Dogecoin demonstrierte, was passiert, wenn man ein Meme mit Kryptowährungen verbindet. SHIBA INU legt noch einen drauf und kombiniert ein Meme mit DeFi. Das Ergebnis ist ein vertitabler Raketentreibstoff, der vieles über die verborgenen Beziehungen von Memes, Werten und Dezentralisierung enthüllt.
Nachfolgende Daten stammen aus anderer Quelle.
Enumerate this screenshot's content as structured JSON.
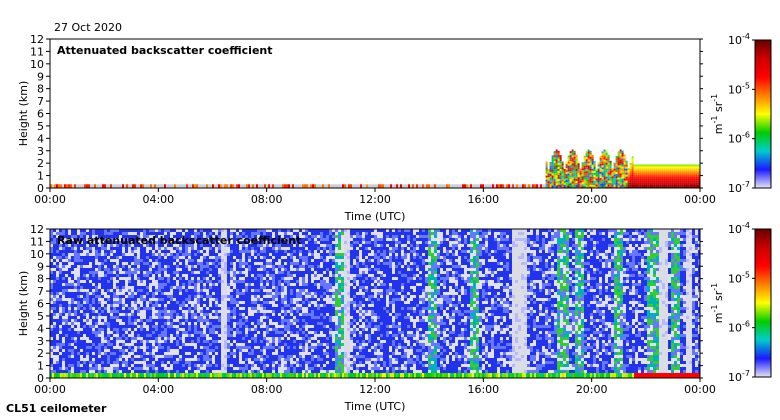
{
  "header": {
    "date": "27 Oct 2020"
  },
  "footer": {
    "instrument": "CL51 ceilometer"
  },
  "colors": {
    "cmap": [
      "#e6e6f5",
      "#1a1aff",
      "#00cccc",
      "#00cc00",
      "#ffff00",
      "#ff8000",
      "#ff0000",
      "#cc0000",
      "#660000"
    ],
    "background": "#ffffff",
    "noise_gray": "#cfcfd8"
  },
  "chart_data": [
    {
      "type": "heatmap",
      "title": "Attenuated backscatter coefficient",
      "xlabel": "Time (UTC)",
      "ylabel": "Height (km)",
      "xticks": [
        "00:00",
        "04:00",
        "08:00",
        "12:00",
        "16:00",
        "20:00",
        "00:00"
      ],
      "xlim": [
        0,
        24
      ],
      "ylim": [
        0,
        12
      ],
      "yticks": [
        "0",
        "1",
        "2",
        "3",
        "4",
        "5",
        "6",
        "7",
        "8",
        "9",
        "10",
        "11",
        "12"
      ],
      "colorbar": {
        "label": "m",
        "label_exp": "-1",
        "label_unit2": "sr",
        "label_exp2": "-1",
        "scale": "log",
        "range": [
          1e-07,
          0.0001
        ],
        "ticks": [
          {
            "base": "10",
            "exp": "-4",
            "value": 0.0001
          },
          {
            "base": "10",
            "exp": "-5",
            "value": 1e-05
          },
          {
            "base": "10",
            "exp": "-6",
            "value": 1e-06
          },
          {
            "base": "10",
            "exp": "-7",
            "value": 1e-07
          }
        ]
      },
      "features": {
        "surface_layer_top_km": 0.3,
        "cloud_start_h": 18.3,
        "cloud_end_h": 24,
        "cloud_top_km": 3.2
      }
    },
    {
      "type": "heatmap",
      "title": "Raw attenuated backscatter coefficient",
      "xlabel": "Time (UTC)",
      "ylabel": "Height (km)",
      "xticks": [
        "00:00",
        "04:00",
        "08:00",
        "12:00",
        "16:00",
        "20:00",
        "00:00"
      ],
      "xlim": [
        0,
        24
      ],
      "ylim": [
        0,
        12
      ],
      "yticks": [
        "0",
        "1",
        "2",
        "3",
        "4",
        "5",
        "6",
        "7",
        "8",
        "9",
        "10",
        "11",
        "12"
      ],
      "colorbar": {
        "label": "m",
        "label_exp": "-1",
        "label_unit2": "sr",
        "label_exp2": "-1",
        "scale": "log",
        "range": [
          1e-07,
          0.0001
        ],
        "ticks": [
          {
            "base": "10",
            "exp": "-4",
            "value": 0.0001
          },
          {
            "base": "10",
            "exp": "-5",
            "value": 1e-05
          },
          {
            "base": "10",
            "exp": "-6",
            "value": 1e-06
          },
          {
            "base": "10",
            "exp": "-7",
            "value": 1e-07
          }
        ]
      },
      "features": {
        "noise_fill": true,
        "green_band_hours": [
          10.6,
          14.1,
          15.6,
          18.9,
          19.5,
          20.9,
          22.2,
          23.0
        ],
        "clear_band_hours": [
          6.4,
          10.9,
          17.1,
          17.4,
          22.6,
          23.5
        ]
      }
    }
  ]
}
Vor mehreren Jahrtausenden hat König Krösus rund 10 Tonnen Gold nach Delphi bringen lassen. Die Hohepriesterin des Orakels, die Pythia, sandte ihm dafür eine Weissagung, wie seine Herrschaft verlaufen würde. Diese kurze, auf eigenartige Weise selbsterfüllende Prophezeiung blieb für eine sehr lange Zeit das am teuersten gehandelte Meme der Weltgeschichte.
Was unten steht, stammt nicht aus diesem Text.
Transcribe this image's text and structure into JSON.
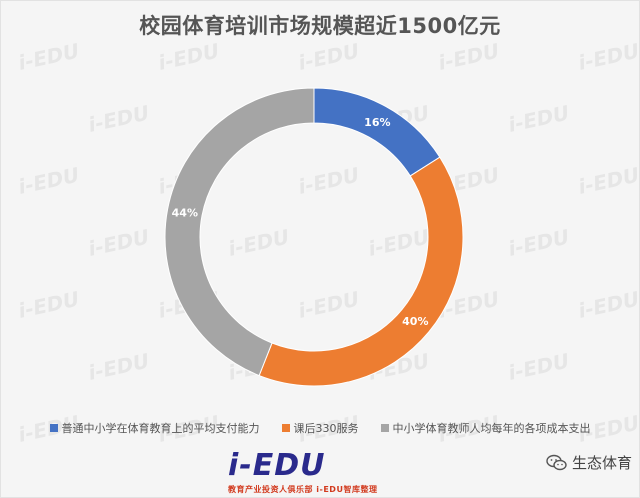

Krösus und die Pythia hatten instinktiv begriffen, was die von Technologie besessene Kryptoszene gerne übersieht: Memes sind mächtiger als Technologie.

Kryptowährungen sind, heißt es daher manchmal, nur ein Prozent Technologie und 99 Prozent Memes. Das ist vielleicht übertrieben, wenn man Bitcoin oder Ethereum anschaut – aber es dürfte noch untertrieben sein, wenn man den Blick zu Dogecoin und SHIBA INU richtet. Die Coins, beide eine Homage an den “Doge”, jenen im Internet zum Kult gewordenen Shiba Inu, bestehen eher zu 99,99 Prozent aus Memes und zu 0,01 Prozent aus Technologie. Falls überhaupt.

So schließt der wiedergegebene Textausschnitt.